Binance、イラン関連取引報道めぐりWSJを名誉毀損で提訴

Binanceは、米司法省(DOJ)が同社を通じたイラン関連取引を調査していると報じたWall Street Journalの記事をめぐり、同紙発行元のDow Jonesを名誉毀損で提訴した。

訴状は米ニューヨーク南部地区連邦地方裁判所に提出されており、Binanceは2月23日掲載の記事が同社のコンプライアンス体制やイラン関連取引への対応について「虚偽で名誉を毀損する内容」を含んでいると主張している。

記事内では、制裁対象と関係する資金移動を指摘した社内スタッフが解雇されたと報じられていたが、Binanceはこの主張を否定している。
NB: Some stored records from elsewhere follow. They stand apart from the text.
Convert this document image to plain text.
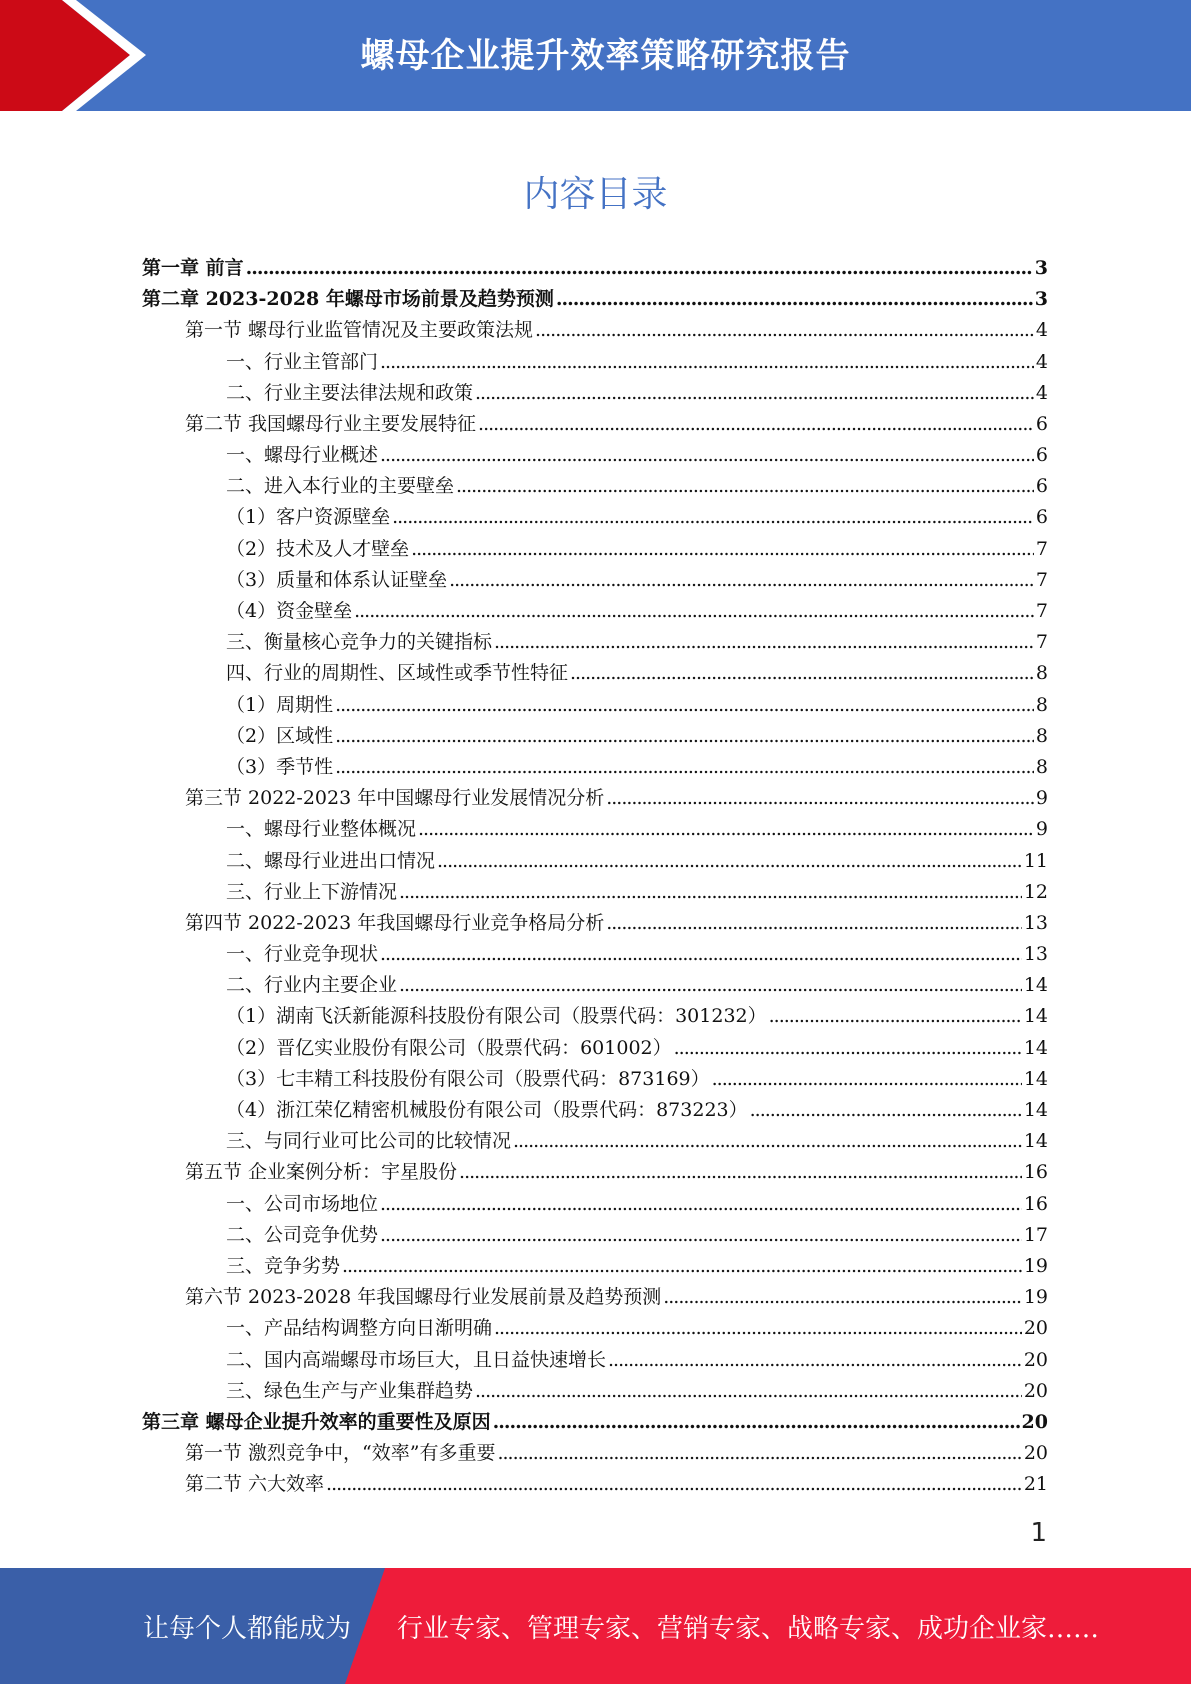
螺母企业提升效率策略研究报告
内容目录
第一章 前言 .....	3
第二章 2023-2028 年螺母市场前景及趋势预测 .....	3
第一节 螺母行业监管情况及主要政策法规 .....	4
一、行业主管部门 .....	4
二、行业主要法律法规和政策 .....	4
第二节 我国螺母行业主要发展特征 .....	6
一、螺母行业概述 .....	6
二、进入本行业的主要壁垒 .....	6
（1）客户资源壁垒 .....	6
（2）技术及人才壁垒 .....	7
（3）质量和体系认证壁垒 .....	7
（4）资金壁垒 .....	7
三、衡量核心竞争力的关键指标 .....	7
四、行业的周期性、区域性或季节性特征 .....	8
（1）周期性 .....	8
（2）区域性 .....	8
（3）季节性 .....	8
第三节 2022-2023 年中国螺母行业发展情况分析 .....	9
一、螺母行业整体概况 .....	9
二、螺母行业进出口情况 .....	11
三、行业上下游情况 .....	12
第四节 2022-2023 年我国螺母行业竞争格局分析 .....	13
一、行业竞争现状 .....	13
二、行业内主要企业 .....	14
（1）湖南飞沃新能源科技股份有限公司（股票代码：301232） .....	14
（2）晋亿实业股份有限公司（股票代码：601002） .....	14
（3）七丰精工科技股份有限公司（股票代码：873169） .....	14
（4）浙江荣亿精密机械股份有限公司（股票代码：873223） .....	14
三、与同行业可比公司的比较情况 .....	14
第五节 企业案例分析：宇星股份 .....	16
一、公司市场地位 .....	16
二、公司竞争优势 .....	17
三、竞争劣势 .....	19
第六节 2023-2028 年我国螺母行业发展前景及趋势预测 .....	19
一、产品结构调整方向日渐明确 .....	20
二、国内高端螺母市场巨大，且日益快速增长 .....	20
三、绿色生产与产业集群趋势 .....	20
第三章 螺母企业提升效率的重要性及原因 .....	20
第一节 激烈竞争中，“效率”有多重要 .....	20
第二节 六大效率 .....	21
1
让每个人都能成为 行业专家、管理专家、营销专家、战略专家、成功企业家……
訴状によると、従業員の退職はコンプライアンス問題の指摘に対する報復ではなく、社内データ保護ポリシー違反が原因とされている。

Binanceの広報担当者はCoinDeskに対し、「Binanceはコンプライアンス調査を解体した事実は一切ない。WSJは同じ虚偽内容を繰り返し報じているため、名誉毀損で提訴した」と述べている。

一方、WSJは水曜日の続報で、司法省当局者が取引に関する情報を持つ人物に接触し、同取引所を通過した暗号資産取引に関する証拠収集を進めていると報じた。ただし、調査対象がBinance自体か取引所利用者かは現時点で明らかになっていない。

Binanceの反論
Binanceは水曜日に公開したブログ記事でWSJの報道内容に項目ごとに反論。問題とされた約17億ドルの資金について、「資金はBinanceで始まったものでも終わったものでもなく、複数の独立した仲介者を経由しており、大半の資金にイランとの直接的関係は確認されていない」と説明した。
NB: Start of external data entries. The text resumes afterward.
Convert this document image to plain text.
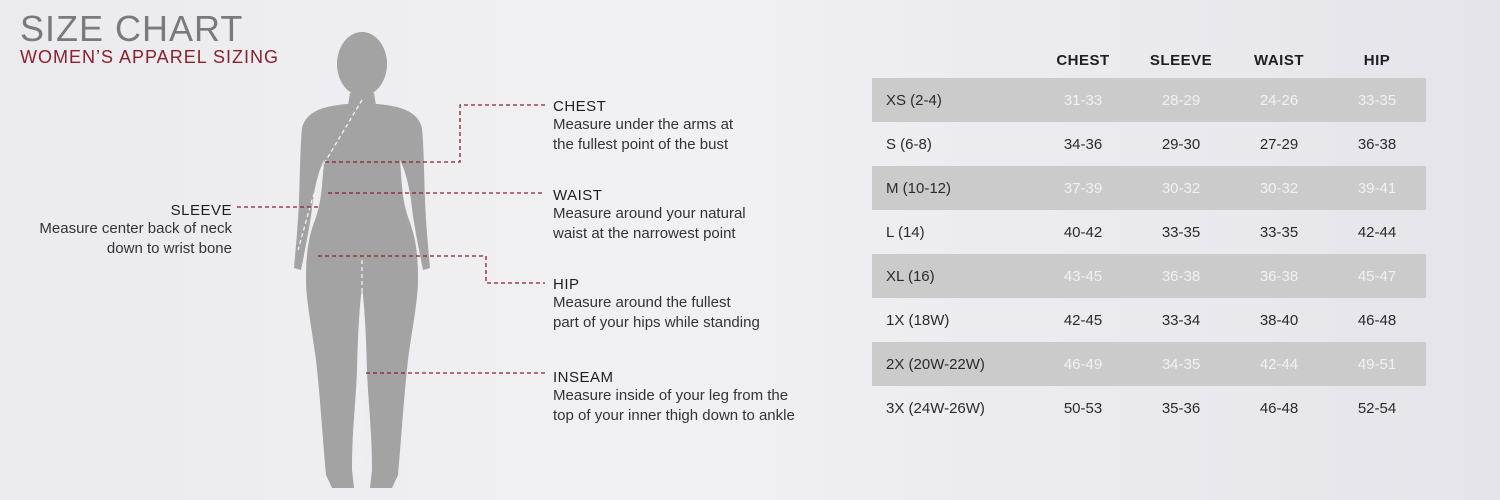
SIZE CHART
WOMEN’S APPAREL SIZING
SLEEVE
Measure center back of neck
down to wrist bone
CHEST
Measure under the arms at
the fullest point of the bust
WAIST
Measure around your natural
waist at the narrowest point
HIP
Measure around the fullest
part of your hips while standing
INSEAM
Measure inside of your leg from the
top of your inner thigh down to ankle
	CHEST	SLEEVE	WAIST	HIP
XS (2-4)	31-33	28-29	24-26	33-35
S (6-8)	34-36	29-30	27-29	36-38
M (10-12)	37-39	30-32	30-32	39-41
L (14)	40-42	33-35	33-35	42-44
XL (16)	43-45	36-38	36-38	45-47
1X (18W)	42-45	33-34	38-40	46-48
2X (20W-22W)	46-49	34-35	42-44	49-51
3X (24W-26W)	50-53	35-36	46-48	52-54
WSJは中国の顧客からイランの資金ネットワークに関連するウォレットへ暗号資産が送金されたと指摘していた。うち10億ドル以上が香港の決済会社Blessed Trustを通じて流れたとされている。

BinanceはBlessed Trustの口座には調査担当者が即座にアクセス可能な状態であり、システムログで確認できると述べた。また、法執行機関から提供された情報と内部調査で不審取引を特定し、関係アカウントを停止し当局へ報告したとしている。

さらに今月初めには米上院の調査に対し、同プラットフォーム上のアカウントがイランの主体と直接取引していた証拠は見つからなかったと回答した。
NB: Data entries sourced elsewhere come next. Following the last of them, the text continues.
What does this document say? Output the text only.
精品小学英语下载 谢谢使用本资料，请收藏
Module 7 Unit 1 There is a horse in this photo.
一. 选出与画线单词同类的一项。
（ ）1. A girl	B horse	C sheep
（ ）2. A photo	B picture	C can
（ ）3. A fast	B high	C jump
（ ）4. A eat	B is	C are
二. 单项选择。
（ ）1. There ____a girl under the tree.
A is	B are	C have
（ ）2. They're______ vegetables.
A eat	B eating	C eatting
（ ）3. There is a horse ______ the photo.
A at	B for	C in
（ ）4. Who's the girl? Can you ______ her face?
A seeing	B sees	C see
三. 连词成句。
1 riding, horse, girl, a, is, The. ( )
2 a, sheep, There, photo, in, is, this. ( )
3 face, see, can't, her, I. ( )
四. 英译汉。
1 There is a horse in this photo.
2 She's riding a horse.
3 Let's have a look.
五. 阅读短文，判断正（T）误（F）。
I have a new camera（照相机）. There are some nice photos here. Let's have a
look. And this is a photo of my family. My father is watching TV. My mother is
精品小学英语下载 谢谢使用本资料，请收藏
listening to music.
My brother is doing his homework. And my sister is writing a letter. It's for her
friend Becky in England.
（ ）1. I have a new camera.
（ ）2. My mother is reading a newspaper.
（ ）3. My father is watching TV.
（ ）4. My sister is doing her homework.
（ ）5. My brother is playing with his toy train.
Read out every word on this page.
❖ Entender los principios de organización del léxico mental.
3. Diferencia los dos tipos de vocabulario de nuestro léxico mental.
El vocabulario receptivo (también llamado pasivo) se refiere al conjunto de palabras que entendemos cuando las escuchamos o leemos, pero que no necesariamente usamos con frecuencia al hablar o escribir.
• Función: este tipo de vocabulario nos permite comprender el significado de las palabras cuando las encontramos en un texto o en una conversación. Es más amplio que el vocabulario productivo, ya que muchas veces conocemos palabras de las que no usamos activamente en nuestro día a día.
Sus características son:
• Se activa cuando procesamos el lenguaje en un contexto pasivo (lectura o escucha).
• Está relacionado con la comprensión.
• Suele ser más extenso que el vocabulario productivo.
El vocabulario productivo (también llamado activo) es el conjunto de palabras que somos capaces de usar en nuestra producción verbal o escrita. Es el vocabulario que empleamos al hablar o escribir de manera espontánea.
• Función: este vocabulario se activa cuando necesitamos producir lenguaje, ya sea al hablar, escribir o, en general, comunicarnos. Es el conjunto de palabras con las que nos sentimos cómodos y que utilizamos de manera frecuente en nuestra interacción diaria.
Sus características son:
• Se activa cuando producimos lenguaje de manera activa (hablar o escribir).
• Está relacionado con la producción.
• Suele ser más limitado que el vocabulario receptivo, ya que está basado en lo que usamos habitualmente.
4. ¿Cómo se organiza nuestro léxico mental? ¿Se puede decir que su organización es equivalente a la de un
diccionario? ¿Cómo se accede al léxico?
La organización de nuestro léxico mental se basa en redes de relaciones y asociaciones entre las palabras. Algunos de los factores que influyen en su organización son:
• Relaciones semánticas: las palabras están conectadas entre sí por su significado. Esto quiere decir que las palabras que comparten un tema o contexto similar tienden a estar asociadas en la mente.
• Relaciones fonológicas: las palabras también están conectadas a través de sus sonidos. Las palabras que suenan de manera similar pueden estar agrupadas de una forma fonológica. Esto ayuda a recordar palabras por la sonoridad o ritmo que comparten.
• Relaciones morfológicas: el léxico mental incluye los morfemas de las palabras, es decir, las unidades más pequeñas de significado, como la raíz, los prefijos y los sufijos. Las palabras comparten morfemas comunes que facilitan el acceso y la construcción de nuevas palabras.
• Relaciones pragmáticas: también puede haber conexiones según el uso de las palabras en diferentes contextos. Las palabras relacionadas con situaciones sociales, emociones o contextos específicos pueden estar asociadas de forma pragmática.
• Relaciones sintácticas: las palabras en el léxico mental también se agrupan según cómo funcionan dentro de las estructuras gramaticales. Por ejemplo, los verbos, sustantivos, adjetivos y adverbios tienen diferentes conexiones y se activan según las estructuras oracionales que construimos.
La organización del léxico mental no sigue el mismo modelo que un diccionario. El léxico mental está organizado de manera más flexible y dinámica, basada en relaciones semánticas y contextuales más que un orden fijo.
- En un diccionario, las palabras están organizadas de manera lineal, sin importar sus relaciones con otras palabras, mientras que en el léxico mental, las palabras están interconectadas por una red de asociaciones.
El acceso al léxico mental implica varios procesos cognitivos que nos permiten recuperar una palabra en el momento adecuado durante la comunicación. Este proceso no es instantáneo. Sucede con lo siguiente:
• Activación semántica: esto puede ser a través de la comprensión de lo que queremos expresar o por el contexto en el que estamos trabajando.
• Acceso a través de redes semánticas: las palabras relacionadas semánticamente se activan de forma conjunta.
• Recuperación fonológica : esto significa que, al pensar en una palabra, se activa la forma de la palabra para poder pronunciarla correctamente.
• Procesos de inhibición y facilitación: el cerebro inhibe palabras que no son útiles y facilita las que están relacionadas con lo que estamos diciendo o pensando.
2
同社広報担当者は「Binanceの調査は継続しており、アジアや中東など複数地域にまたがる複雑な資金活動の構造を解明し、関係アカウントを停止して法執行機関に報告した」と述べている。また、法執行機関と全面的に協力し、コンプライアンスおよびリスク管理部門に1,500人以上のスタッフを配置していることを説明。これは全従業員の約25%に相当する。

再び法的注目の中心に
今回の提訴と調査報道により、Binanceは再び法的注目の的となった。2020年にはForbesに対して虚偽報道を理由に提訴したが、数か月後に訴訟を取り下げている。

また2023年には米国でのマネーロンダリング防止や制裁法違反を認め、43億ドルの罰金支払いに合意。創業者のチャンポン・ジャオ(CZ)氏も関連容疑で有罪を認め、4か月の禁錮刑を経て2025年10月に大統領恩赦を受けた。

和解の一環としてBinanceは米国任命のコンプライアンス監督官の監視下で事業を運営しているが、その監督官は今回のイラン関連取引に関する記録提出を求めているとされる。

更新(3月11日 13:00 UTC):Binanceの声明、裁判の詳細、WSJ報道内容の追加情報を追記。